Sfruttatori impuniti a divertirsi in miniera, ai forni di colata, a rigenerarsi  i polmoni nel chimico e nel petrolchimico, o far bungy jumping nell’edilizia, o con i polsi e la mente tremante per le responsabilità professionali, e impegnati in innumerevoli altri giochi del parco della “libera realizzazione di sé” al maschile, comunque “liberi e belli”.  Quelle “opportunità privilegiate di realizzazione di sé” che le femdoministe, le baby pensioniste, le scaldasiediste, non invidiano e non reclamano a gran voce, meglio le poltrone dei  Consigli di Amministrazione delle aziende altrui quotate in Borsa: cà nissciuno effesso.
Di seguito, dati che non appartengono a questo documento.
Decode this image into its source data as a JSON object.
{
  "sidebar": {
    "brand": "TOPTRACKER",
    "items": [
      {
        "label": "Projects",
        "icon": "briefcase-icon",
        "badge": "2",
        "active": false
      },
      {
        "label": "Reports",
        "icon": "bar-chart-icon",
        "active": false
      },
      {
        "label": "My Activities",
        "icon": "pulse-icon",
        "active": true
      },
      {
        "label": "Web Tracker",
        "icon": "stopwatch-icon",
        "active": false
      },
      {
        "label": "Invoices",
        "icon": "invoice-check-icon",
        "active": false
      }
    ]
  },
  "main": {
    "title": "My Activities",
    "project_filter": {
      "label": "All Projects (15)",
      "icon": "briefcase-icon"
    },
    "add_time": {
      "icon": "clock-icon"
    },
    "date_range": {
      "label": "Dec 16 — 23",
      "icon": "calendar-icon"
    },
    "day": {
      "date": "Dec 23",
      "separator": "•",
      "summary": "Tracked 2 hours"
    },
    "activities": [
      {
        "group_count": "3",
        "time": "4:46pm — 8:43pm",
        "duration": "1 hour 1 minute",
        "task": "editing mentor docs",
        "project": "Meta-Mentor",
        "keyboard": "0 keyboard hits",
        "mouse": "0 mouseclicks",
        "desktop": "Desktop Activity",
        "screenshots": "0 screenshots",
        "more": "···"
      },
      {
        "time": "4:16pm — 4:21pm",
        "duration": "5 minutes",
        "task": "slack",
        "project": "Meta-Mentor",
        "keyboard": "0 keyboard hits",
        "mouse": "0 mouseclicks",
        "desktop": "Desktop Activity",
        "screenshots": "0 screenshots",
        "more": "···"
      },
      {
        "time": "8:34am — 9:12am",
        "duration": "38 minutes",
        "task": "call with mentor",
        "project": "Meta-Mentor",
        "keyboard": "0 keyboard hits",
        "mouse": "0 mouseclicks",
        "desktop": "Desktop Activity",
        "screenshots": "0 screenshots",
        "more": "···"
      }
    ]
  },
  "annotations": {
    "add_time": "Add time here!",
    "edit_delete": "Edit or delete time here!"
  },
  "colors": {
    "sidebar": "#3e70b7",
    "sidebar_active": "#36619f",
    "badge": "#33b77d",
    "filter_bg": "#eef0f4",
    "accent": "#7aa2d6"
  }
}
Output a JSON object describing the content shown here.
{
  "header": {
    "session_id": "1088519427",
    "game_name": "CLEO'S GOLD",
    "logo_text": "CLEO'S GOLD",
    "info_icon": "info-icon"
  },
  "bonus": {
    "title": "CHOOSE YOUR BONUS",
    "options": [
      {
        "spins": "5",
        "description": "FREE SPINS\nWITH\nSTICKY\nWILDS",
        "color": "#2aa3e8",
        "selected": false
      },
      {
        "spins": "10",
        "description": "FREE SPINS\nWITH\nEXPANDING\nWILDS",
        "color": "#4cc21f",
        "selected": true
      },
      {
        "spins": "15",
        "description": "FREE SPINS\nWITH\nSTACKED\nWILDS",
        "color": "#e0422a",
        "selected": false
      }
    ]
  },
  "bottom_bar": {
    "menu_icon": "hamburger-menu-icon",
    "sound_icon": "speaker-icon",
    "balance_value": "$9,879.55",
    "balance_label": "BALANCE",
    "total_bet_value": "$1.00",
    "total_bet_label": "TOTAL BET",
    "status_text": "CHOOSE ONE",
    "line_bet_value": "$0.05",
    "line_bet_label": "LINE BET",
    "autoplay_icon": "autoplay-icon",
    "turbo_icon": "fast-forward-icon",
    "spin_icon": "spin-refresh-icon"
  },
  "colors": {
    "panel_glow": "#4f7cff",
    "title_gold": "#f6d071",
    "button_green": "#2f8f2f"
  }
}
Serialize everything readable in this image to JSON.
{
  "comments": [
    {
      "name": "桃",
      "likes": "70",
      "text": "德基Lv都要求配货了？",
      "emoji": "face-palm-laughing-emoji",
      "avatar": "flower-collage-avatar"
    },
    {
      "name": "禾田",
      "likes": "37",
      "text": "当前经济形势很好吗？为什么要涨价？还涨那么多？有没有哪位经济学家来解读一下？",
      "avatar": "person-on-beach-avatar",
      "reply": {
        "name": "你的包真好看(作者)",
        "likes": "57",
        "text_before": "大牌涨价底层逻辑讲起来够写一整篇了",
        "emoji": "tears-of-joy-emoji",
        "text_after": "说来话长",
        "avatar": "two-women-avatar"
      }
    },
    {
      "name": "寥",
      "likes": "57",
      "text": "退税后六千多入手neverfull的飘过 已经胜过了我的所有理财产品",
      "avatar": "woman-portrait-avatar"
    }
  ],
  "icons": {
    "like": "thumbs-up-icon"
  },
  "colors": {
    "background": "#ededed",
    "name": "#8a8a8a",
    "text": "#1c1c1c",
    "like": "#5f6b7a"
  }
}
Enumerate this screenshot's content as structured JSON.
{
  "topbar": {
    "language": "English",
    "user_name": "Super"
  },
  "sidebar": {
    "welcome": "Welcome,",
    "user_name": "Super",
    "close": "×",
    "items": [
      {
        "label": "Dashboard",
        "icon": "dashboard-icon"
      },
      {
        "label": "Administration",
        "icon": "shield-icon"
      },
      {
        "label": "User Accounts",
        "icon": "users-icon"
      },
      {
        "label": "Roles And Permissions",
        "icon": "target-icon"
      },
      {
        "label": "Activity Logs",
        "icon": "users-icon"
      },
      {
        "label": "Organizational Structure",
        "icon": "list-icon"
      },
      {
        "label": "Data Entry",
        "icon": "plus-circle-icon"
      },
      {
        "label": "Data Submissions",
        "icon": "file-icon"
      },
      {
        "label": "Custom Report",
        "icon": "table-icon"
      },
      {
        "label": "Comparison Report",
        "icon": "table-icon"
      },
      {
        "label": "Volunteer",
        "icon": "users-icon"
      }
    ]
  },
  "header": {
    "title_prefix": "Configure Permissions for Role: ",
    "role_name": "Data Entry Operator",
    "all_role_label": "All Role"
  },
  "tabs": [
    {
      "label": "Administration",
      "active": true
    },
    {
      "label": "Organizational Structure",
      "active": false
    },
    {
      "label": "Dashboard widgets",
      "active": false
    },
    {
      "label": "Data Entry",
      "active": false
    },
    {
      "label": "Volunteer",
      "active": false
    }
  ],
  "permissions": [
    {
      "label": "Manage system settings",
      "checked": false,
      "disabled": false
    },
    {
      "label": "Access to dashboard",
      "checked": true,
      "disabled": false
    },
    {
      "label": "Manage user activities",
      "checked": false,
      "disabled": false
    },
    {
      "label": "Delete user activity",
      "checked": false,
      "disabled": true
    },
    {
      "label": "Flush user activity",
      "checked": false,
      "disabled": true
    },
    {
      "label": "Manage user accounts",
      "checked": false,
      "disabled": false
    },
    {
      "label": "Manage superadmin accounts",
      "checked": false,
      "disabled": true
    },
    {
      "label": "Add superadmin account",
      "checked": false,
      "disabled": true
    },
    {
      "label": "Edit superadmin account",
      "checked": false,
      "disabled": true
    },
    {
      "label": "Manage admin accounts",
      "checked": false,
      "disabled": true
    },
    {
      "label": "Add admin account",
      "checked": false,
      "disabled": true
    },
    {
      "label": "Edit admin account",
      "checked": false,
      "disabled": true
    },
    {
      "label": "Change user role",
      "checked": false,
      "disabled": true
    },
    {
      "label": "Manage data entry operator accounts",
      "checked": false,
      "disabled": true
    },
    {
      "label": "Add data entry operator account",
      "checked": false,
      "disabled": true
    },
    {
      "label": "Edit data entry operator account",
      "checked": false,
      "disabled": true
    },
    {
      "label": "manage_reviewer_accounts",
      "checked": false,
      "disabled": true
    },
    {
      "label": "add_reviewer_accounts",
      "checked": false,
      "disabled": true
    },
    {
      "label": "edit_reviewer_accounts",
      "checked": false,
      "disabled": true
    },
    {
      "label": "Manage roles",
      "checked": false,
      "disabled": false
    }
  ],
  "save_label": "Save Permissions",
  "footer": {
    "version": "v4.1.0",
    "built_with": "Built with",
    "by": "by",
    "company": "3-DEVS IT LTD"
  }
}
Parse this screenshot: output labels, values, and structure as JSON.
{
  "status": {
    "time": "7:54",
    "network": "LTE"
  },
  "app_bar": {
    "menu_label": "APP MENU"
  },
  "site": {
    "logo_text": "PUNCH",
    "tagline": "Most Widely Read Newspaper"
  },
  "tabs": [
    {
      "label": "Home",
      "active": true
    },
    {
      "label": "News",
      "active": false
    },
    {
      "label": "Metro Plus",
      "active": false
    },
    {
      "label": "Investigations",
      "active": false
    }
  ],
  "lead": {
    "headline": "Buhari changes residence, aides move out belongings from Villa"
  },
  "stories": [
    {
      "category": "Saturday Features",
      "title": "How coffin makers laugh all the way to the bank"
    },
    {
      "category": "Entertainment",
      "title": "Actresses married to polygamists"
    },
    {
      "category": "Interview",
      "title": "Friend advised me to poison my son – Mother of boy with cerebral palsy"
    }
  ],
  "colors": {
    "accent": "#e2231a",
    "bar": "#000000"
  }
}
Questo criminale attacco mediatico contro la metà dei propri cittadini da parte di uno Stato non si era mai visto. Una follia che si configura  come un crimine vero e proprio dello Stato etico femdominista moderno. Il tutto  nel silenzio connivente delle cittadine italiane di sesso femminile e gli applausi delle femmes savants della milizia del partito femdominista al potere.  Mentre le assemblee parlamentari che si sono succedute,  dove hanno fatto bella mostra di sè anche corrotti di tutte le risme e i colori, hanno ben pensato di coprire privilegi e magagne promulgando misure irresponsabili, discriminatorie e liberticide sul lato maschile e paterno, mentre sul lato femminile sfasciando il principio dell’uguaglianza dei cittadini con ogni sorta di privilegi e concessioni  insensate.

Così va il “Concordia occidentale” e i suoi comandanti in capo da civiltà superiore, mentre i poveri cristi maschi e i padri di famiglia restano invisibili nei ponti sotto il pelo dell’acqua obbedendo come sempre e in ogni situazione all’antico codice d’onore: “prima le donne e i bambini“.